En cause : la médiatisation à outrance des controverses scientifiques, allant jusqu'à caricaturer les positions, sans laisser place à l'incertitude et aux doutes, selon les médecins sollicités par « Le Quotidien » : « Les débats scientifiques ne sont pas secrets ; mais on les a mis sur la place publique en en faisant du showbiz. C'était PSG/OM. Pour ou contre Raoult », regrette le Pr Pierre-Louis Druais.
« Certains chercheurs se sont rendus coupables d'abus de pouvoir en confondant hypothèses de travail, convictions, certitudes. Les médecins ont trop laissé penser qu'il y avait un savoir, alors que la discrétion, la modestie, l'humilité, devraient être la règle dans un tel contexte d'incertitude.

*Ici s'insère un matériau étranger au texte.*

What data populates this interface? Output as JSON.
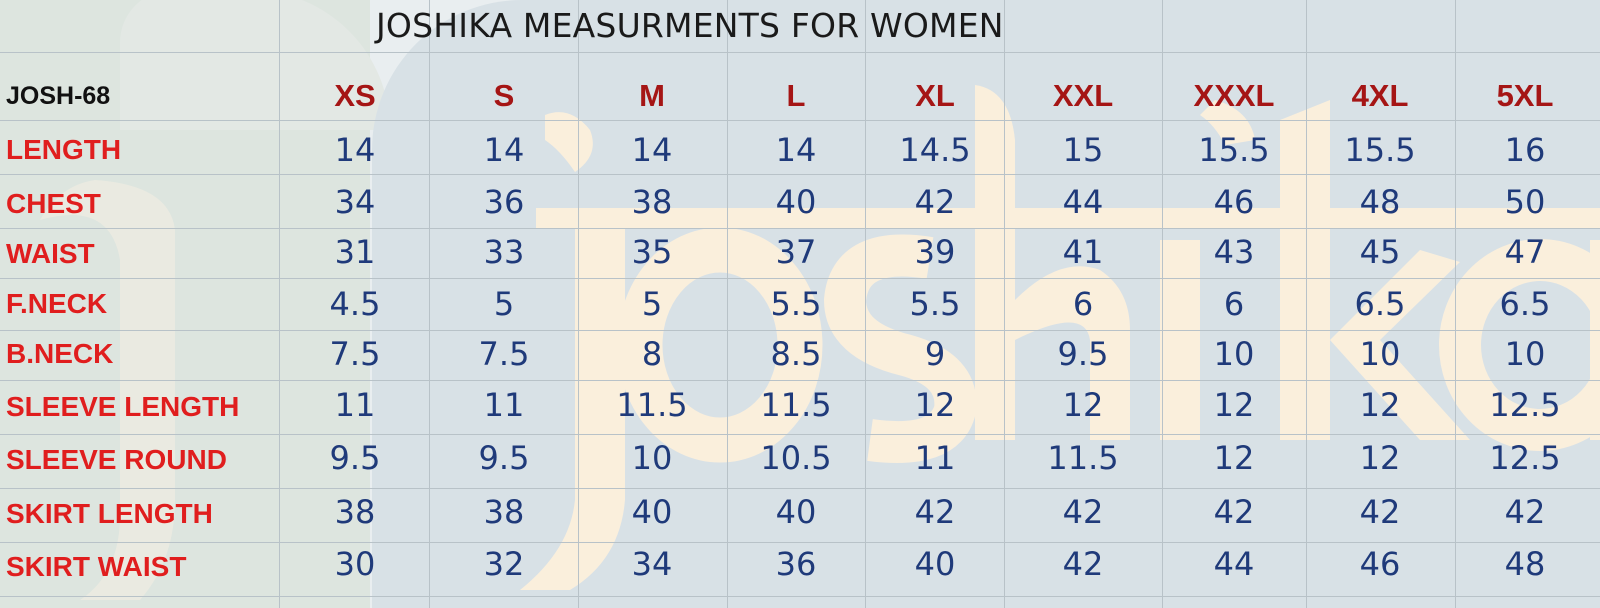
{
  "title": "JOSHIKA MEASURMENTS FOR WOMEN",
  "model": "JOSH-68",
  "watermark_text": "Joshika",
  "sizes": [
    "XS",
    "S",
    "M",
    "L",
    "XL",
    "XXL",
    "XXXL",
    "4XL",
    "5XL"
  ],
  "rows": [
    {
      "label": "LENGTH",
      "values": [
        "14",
        "14",
        "14",
        "14",
        "14.5",
        "15",
        "15.5",
        "15.5",
        "16"
      ]
    },
    {
      "label": "CHEST",
      "values": [
        "34",
        "36",
        "38",
        "40",
        "42",
        "44",
        "46",
        "48",
        "50"
      ]
    },
    {
      "label": "WAIST",
      "values": [
        "31",
        "33",
        "35",
        "37",
        "39",
        "41",
        "43",
        "45",
        "47"
      ]
    },
    {
      "label": "F.NECK",
      "values": [
        "4.5",
        "5",
        "5",
        "5.5",
        "5.5",
        "6",
        "6",
        "6.5",
        "6.5"
      ]
    },
    {
      "label": "B.NECK",
      "values": [
        "7.5",
        "7.5",
        "8",
        "8.5",
        "9",
        "9.5",
        "10",
        "10",
        "10"
      ]
    },
    {
      "label": "SLEEVE LENGTH",
      "values": [
        "11",
        "11",
        "11.5",
        "11.5",
        "12",
        "12",
        "12",
        "12",
        "12.5"
      ]
    },
    {
      "label": "SLEEVE ROUND",
      "values": [
        "9.5",
        "9.5",
        "10",
        "10.5",
        "11",
        "11.5",
        "12",
        "12",
        "12.5"
      ]
    },
    {
      "label": "SKIRT LENGTH",
      "values": [
        "38",
        "38",
        "40",
        "40",
        "42",
        "42",
        "42",
        "42",
        "42"
      ]
    },
    {
      "label": "SKIRT WAIST",
      "values": [
        "30",
        "32",
        "34",
        "36",
        "40",
        "42",
        "44",
        "46",
        "48"
      ]
    }
  ],
  "colors": {
    "label_red": "#e01e1e",
    "size_header_dark_red": "#a51515",
    "value_navy": "#1f3a7a",
    "watermark_cream": "#fdf0dc"
  }
}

Et la collusion avec le politique n'a pu que brouiller davantage le regard qu'on porte sur le médecin », estime le Pr Aubry.

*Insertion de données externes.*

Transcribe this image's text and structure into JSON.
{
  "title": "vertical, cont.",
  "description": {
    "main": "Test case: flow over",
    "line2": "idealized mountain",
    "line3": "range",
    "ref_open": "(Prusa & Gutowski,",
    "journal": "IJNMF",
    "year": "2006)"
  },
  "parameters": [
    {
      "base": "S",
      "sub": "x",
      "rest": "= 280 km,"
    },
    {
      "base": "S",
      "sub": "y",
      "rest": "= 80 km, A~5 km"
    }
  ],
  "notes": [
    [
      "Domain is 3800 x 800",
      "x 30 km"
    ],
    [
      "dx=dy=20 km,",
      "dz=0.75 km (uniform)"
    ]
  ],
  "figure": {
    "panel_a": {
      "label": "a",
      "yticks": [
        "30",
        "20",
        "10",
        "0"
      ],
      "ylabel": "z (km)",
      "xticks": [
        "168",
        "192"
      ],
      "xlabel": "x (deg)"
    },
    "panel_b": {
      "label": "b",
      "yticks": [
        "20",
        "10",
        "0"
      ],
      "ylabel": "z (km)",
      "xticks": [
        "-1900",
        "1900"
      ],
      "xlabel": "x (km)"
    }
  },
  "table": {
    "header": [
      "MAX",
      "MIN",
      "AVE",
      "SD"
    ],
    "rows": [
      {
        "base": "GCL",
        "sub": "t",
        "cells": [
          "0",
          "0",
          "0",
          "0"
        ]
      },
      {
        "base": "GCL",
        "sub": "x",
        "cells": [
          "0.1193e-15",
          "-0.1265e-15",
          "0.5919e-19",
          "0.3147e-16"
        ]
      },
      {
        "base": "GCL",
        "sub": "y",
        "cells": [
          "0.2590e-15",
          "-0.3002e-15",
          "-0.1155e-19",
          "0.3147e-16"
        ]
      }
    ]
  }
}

La manière dont le gouvernement a placé sur le devant de la scène les soignants, à la fois en les célébrant en des termes lyriques, et en réglant (au moins au début de la crise) ses décisions sur les avis du Conseil scientifique interroge Anne-Marie Moulin. « La santé ne doit jamais être coupée des autres considérations. Elle doit être un objet interdisciplinaire et interministériel. Il est souhaitable que le politique reprenne la main dans ce sens », considère-t-elle.
Quels enseignements ?
L'empreinte, sûrement ambivalente, que laissera la crise liée au Covid-19 sur la médecine et le rapport qu'entretient avec elle la société, mettra du temps à apparaître. Les Français auront-ils davantage confiance dans les vaccins ? Y aura-t-il une meilleure acculturation à la santé publique ? Le rêve d'une médecine toute puissante aura-t-il vécu ou au contraire, la crise regonfle-t-elle les attentes techniques ? Difficile de dire pour l'heure quelles réactions elle pourra précipiter.
Il faudra aussi du temps à la communauté scientifique et médicale pour porter un regard critique sur elle-même. Un consensus néanmoins émerge dès maintenant, en faveur d'une revalorisation des moyens accordés à la santé et des métiers du soin et du lien.
(1) Plus d'une vidéo sur quatre sur Youtube, parmi les vidéos en anglais sur la Covid-19 les plus regardées, présentent des informations fallacieuses ou imprécises, selon une étude publiée dans le « BMJ Global Health ».